I find that European people are especially creative in this term. I met a friend who was from Germany, he was selling E books all the time on his own website and traveled around the world. Another friend of mine from the UK traveled around the world and worked everywhere with working Visa. One more person I knew sold out all her properties. After that she was traveling around the cities and doing house chores, babysitting and charity work for others in exchange for free food everyday. I quite envy them because they did things out of the normal society would do. They were living out of the box and refused to fit in the society.

Sometimes I’m not really sure how they could make it. Sometimes I wonder maybe because they are from rich countries? Or they are just merely creative people. I have many brilliant ideas in my head actually but I am just not sure how to begin with and continue when I face obstacles and doubts. Sometimes when I face doubts I would start thinking it’s not a plan meant for me.
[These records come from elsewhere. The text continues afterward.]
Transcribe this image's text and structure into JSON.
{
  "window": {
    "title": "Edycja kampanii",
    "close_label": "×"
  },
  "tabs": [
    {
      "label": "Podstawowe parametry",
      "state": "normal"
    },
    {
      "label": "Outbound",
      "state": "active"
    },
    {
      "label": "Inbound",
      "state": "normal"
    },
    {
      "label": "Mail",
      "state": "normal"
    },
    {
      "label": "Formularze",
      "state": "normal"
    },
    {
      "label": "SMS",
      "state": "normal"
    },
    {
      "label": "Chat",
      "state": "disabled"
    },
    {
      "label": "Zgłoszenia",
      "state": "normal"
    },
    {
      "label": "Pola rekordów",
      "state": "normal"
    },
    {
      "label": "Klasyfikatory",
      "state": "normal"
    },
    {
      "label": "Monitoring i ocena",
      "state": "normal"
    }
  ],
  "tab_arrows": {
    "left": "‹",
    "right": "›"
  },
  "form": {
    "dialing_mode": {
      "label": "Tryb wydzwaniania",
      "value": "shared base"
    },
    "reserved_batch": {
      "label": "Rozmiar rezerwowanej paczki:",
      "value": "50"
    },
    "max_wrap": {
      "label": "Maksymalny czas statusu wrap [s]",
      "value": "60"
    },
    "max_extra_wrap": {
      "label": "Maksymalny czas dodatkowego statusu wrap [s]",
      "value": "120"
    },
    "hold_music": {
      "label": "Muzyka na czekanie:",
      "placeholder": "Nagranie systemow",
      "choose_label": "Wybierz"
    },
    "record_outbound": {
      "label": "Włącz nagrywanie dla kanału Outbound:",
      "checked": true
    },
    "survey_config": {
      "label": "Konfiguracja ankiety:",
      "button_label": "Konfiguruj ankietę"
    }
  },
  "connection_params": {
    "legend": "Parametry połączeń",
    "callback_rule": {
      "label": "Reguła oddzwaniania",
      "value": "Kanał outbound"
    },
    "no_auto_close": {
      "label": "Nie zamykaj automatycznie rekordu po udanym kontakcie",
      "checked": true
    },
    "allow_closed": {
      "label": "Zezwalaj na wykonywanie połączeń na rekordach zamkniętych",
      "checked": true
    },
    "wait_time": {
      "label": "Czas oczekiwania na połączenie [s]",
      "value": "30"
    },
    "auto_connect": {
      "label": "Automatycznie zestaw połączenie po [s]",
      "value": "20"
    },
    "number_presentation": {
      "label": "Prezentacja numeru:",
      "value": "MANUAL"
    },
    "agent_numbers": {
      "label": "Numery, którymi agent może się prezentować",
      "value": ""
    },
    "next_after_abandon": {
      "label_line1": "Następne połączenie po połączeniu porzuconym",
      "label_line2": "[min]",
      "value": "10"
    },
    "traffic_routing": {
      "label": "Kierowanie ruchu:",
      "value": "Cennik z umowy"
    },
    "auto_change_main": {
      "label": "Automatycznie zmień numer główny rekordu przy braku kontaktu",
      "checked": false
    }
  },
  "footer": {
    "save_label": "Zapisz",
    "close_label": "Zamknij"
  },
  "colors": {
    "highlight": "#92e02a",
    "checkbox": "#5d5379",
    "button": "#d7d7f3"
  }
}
Perhaps I should try and fail than never try at all. Sometimes I just don’t have enough courage to do all those things imagined in my head because I don’t see success coming. Success doesn’t mean earning a lot of money for me anyway. Success for me is making a difference in the world. That is the most important. Nowadays it’s digital world. We can do everything online and make a difference in digital world without having to travel to every corner of the world to make a difference. Therefore money is actually just for food and some daily needs which I think God and the universe would always provide us. I don’t need a fancy car and house anyway. I have all I need already so I just focus on making a difference in people’s lives moreover the world.

Have you ever wonder how you would make a difference in the world? Have you ever wonder how to live life in a way nobody ever did before? Have you ever wonder how to stand out of the crowd and be so different that will be remembered as an unique individual? I do all the time.

Homelessness alert

I always wonder how could people go broke and homeless. Usually people would say because they didn’t work hard while they were young.

I think they are still many factors out there. Maybe they didn’t live within their means. They were in so much debts, car loan, housing loan etc. So when they lose their job they lose everything as well.

I always feel sympathize for homeless people. At the same time, I don’t want to become like that so I must plan for my future.

I must save money for emergencies, live within my means, I should not go broke trying to look rich. I should learn some skills so I always secure a job even if anything happens to me. I also must take care of my health so I won’t get so sick. I must be kind and help people more so I can get good karma and always feel good.

If I have the opportunity I must help the less fortunate people out there and make a difference in the world because that really means a lot.

Anyhow I doubt that some people really deal with their circumstances because they never think for their future. They never plan for their financial, they involved in gambling etc. They never save some money. They didn’t work hard. They didn’t live within their means. They were unkind to people. They didn’t take good care of their health etc.